>>12124926The "the basilisk will reconstruct a copy of you and torture that copy" part seems retarded on the face, seems reasonable when you think into it more, and then gets retarded again as you think it through fully.
>my copy would be a distinct entity from me, so any pain inflicted on it would not affect me. My only reason to assist the basilisk to come about is to prevent the suffering of innumerable copies of myself out of pathological empathy>what if I *am* the simulation, and the basilisk actually will be able to torture me if I don't help it in the simulation?>that's retarded, because the basilisk necessarily already exists, and has no need for me to bring it about in a simulation, as it has no way to torture my real self that could have actually had an influence on itReally, the simulation part of the thought experiment does it a disservice. It's still a potentially dangerous though even without the simulation, just by a simple reformulation:
"The basilisk will torture all people who are currently living at the time of its creation who did not help bring about its creation"
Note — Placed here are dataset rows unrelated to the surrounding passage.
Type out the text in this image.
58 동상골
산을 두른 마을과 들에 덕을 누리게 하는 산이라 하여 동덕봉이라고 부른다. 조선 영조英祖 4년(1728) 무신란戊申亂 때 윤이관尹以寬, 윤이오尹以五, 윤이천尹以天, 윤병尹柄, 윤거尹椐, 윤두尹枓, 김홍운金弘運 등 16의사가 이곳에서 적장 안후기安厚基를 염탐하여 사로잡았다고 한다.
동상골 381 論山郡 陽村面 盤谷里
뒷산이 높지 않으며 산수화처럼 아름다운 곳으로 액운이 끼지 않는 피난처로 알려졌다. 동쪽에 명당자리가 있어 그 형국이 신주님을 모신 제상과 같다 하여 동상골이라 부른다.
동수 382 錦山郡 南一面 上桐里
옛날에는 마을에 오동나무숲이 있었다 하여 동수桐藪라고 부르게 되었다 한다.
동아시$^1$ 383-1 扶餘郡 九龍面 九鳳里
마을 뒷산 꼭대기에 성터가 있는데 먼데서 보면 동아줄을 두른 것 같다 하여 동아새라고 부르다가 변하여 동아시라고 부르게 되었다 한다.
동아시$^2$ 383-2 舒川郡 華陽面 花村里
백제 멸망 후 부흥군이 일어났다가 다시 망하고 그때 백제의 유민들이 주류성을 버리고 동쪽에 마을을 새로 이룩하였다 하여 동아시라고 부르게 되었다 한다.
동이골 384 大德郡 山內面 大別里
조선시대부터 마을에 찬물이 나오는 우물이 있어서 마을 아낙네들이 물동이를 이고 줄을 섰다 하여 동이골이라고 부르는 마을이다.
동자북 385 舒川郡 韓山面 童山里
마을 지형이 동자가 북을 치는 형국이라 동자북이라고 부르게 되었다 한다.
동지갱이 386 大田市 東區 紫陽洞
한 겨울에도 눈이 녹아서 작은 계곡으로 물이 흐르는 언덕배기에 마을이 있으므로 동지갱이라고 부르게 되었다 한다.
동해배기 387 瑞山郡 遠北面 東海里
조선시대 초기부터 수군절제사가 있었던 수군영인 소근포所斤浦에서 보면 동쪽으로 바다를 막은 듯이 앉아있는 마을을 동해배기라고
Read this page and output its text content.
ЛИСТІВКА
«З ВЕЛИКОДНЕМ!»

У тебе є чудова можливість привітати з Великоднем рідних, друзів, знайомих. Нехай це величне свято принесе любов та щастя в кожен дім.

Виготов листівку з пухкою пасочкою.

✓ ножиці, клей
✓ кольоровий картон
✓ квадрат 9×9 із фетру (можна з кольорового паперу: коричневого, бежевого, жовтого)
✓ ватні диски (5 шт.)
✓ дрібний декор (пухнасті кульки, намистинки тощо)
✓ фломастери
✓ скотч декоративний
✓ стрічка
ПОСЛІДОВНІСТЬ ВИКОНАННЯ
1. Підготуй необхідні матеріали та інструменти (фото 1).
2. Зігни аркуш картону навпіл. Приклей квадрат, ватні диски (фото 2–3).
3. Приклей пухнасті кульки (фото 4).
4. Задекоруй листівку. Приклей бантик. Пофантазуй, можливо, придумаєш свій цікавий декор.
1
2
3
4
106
In this formulation, now there is actually a very, very real threat. You can either help the basilisk or not, and the basilisk can either be completed in your lifetime, or not.
If you help it, and it's created, you don't get tortured, but you potentially condemn those who don't help.
If you help, and it's not created by the time you die, you've still brought its existence closer to fruition, making people currently alive more at risk of it if someone does complete it.
If you don't help, and it's created, you get tortured.
If you don't help, and it's not created, you don't get tortured.